Pogoda sprzyja. Mamy wysyp grzybów w regionie?

2 godzin temu
Zdjęcie: foto Michał Wiśniewski


- To nie tak, iż grzybów nie było. Były, ale to zawsze jest kwestia ile trzeba się nachodzić, żeby zebrać jedno wiaderko. Bo jeżeli spaceruję 3-4 godziny, by zapełnić wiaderko, to uznaję, iż wysypu nie ma

- obrazował nam sytuację z października pan Adam, który na grzyby jeździ regularnie od 20 lat.

Z rozmów z napotkanymi kilka tygodni grzybiarzami wynikało to samo - trzeba się nachodzić, żeby uzbierać wiaderko.

Wszystko wskazuje na to, iż sporo się zmieniło, a początek listopada to w końcu wysyp grzybów. Dni są stosunkowo ciepłe, w nocy jeszcze nie ma mrozów. To idealna pogoda dla grzyba i teraz wygląda na to, iż teoria pokrywa się z praktyką.

Gdzie na grzyby w Płocku?

Każdy ma swoje upodobania, część grzybiarzy lubi lasy ze swoich rodzinnych stron. Generalnie płocczanie do dyspozycji mają kilka lasów, w których można liczyć na grzyby. Od lat dużą popularnością cieszy się Nowy Duninów - 65 proc. powierzchni tej gminy stanowią lasy. Codziennie setki grzybiarzy spacerują w lesie przy drodze powiatowej nr 573. To tereny Gostynińsko-Włocławskiego Parku Krajobrazowego. Sporo grzybiarzy można też spotkać w lasach w Soczewce.

- Spacerujemy z żoną od 2 godzin. Mamy w sumie jedno spore wiaderko, w większości podgrzybki i maślaki

- mówi nam pan Ryszard, którego spotkaliśmy w Nowym Duninowie.

To duży, rozległy las, więc nie wszędzie naturalnie rosną grzyby.
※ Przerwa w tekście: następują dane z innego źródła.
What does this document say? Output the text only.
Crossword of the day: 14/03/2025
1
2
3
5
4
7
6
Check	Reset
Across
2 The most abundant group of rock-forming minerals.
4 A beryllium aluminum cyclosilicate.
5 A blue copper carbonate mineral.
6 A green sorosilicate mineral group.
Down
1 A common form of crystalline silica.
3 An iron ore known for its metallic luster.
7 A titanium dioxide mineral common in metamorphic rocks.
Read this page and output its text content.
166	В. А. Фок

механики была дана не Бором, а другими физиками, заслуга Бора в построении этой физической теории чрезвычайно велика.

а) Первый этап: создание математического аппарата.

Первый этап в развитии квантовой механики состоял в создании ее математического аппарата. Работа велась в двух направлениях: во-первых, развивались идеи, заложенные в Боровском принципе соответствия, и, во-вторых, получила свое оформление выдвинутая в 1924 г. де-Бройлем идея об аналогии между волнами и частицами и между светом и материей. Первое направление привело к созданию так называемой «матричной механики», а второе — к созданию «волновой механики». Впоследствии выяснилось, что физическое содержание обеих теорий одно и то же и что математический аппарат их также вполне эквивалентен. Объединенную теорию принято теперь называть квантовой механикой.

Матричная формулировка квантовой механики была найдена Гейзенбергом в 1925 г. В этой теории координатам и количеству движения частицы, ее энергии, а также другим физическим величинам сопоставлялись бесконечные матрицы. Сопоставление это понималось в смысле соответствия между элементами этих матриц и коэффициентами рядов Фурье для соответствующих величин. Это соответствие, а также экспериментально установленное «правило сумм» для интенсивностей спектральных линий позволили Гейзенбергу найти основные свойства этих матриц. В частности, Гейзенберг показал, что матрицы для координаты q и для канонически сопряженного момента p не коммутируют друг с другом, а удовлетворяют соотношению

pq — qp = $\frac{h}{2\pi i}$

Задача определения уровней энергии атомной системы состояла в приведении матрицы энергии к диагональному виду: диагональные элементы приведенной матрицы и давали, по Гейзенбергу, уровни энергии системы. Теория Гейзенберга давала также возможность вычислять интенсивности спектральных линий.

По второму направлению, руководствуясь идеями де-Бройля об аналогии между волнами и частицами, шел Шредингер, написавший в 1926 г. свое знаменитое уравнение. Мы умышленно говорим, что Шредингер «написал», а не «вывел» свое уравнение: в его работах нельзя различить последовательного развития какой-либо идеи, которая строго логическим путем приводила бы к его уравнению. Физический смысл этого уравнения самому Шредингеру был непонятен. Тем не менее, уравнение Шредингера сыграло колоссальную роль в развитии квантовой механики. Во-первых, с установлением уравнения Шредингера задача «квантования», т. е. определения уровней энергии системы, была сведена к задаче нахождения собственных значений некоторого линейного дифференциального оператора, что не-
Generalnie jest ich jednak dość dużo, choćby niewprawiony grzybiarz powinien dać sobie radę.

Sporo mieszkańców Płocka na grzyby jeździ do lasów wzdłuż drogi krajowej nr 62. Nie ma dnia, żeby wzdłuż drogi nie było zaparkowanych kilku samochodów. Podobnie jest w lesach dookoła Jeziora Zdworskiego. Nietrudno też spotkać osoby, które próbują sprzedać zebrane grzyby.

- Grzybów wcale nie trzeba szukać w "wysokim" lesie. Maślaki potrafią rosnąć choćby przy sosnach sięgających do pasa

- wskazuje pani Ania.

Szczęścia można próbować też w lasach pomiędzy Brwilem a Ludwikowem czy przy Sikorzu. Najbliższą opcją są z kolei... Borowiczki.

O czym należy pamiętać?

Wyjście do lasu to nie zabawa. Tych kilka prostych sztuczek i porad może pomóc.

Ubiór

  • Załóż długie spodnie, bluzy z długim rękawem i solidne buty – chronią przed kleszczami, pokrzywami i wilgocią.
  • Kamizelka lub opaska odblaskowa to podstawa – łatwiej cię zauważyć, zwłaszcza gdy zapadnie zmrok.

Zabezpieczenie orientacji

  • Zaznacz auto lub punkt wyjścia w aplikacji mapowej.
  • Jeśli nie masz GPS, zostaw pinezki z kolorowej taśmy na gałęziach, ale zdejmij je w drodze powrotnej.
  • Unikaj schodzenia z głównych ścieżek dalej niż kilkaset metrów.

Zbieranie grzybów

  • Zbieraj tylko te, które dobrze znasz. W razie wątpliwości – zostaw.
  • Grzyba delikatnie wykręć z ziemi, a miejsce przykryj ściółką, żeby nie niszczyć grzybni.
  • Nie używaj plastikowych toreb – grzyby duszą się i szybciej psują. Najlepszy jest koszyk z wikliny.

Bezpieczeństwo

  • Powiedz komuś, dokąd idziesz i kiedy planujesz wrócić.
  • Weź telefon z naładowaną baterią i latarkę.
  • Jeśli się zgubisz – nie błądź dalej. Zatrzymaj się, nasłuchuj, spróbuj złapać zasięg lub wyjść na drogę leśną.

Szacunek dla lasu

  • Nie śmieć, nie niszcz młodych drzew ani mrowisk.
  • Nie zrywaj grzybów trujących – są ważne dla ekosystemu.
  • Cisza i spokój – las to nie miejsce na głośne rozmowy czy muzykę.

Najłatwiejsze do zebrania wydają się podgrzybki, prawdziwki i maślaki. Mają brązowy kapelusz i gąbczasty kapelusz. Zbieranie pozostałych pozostawcie ekspertom.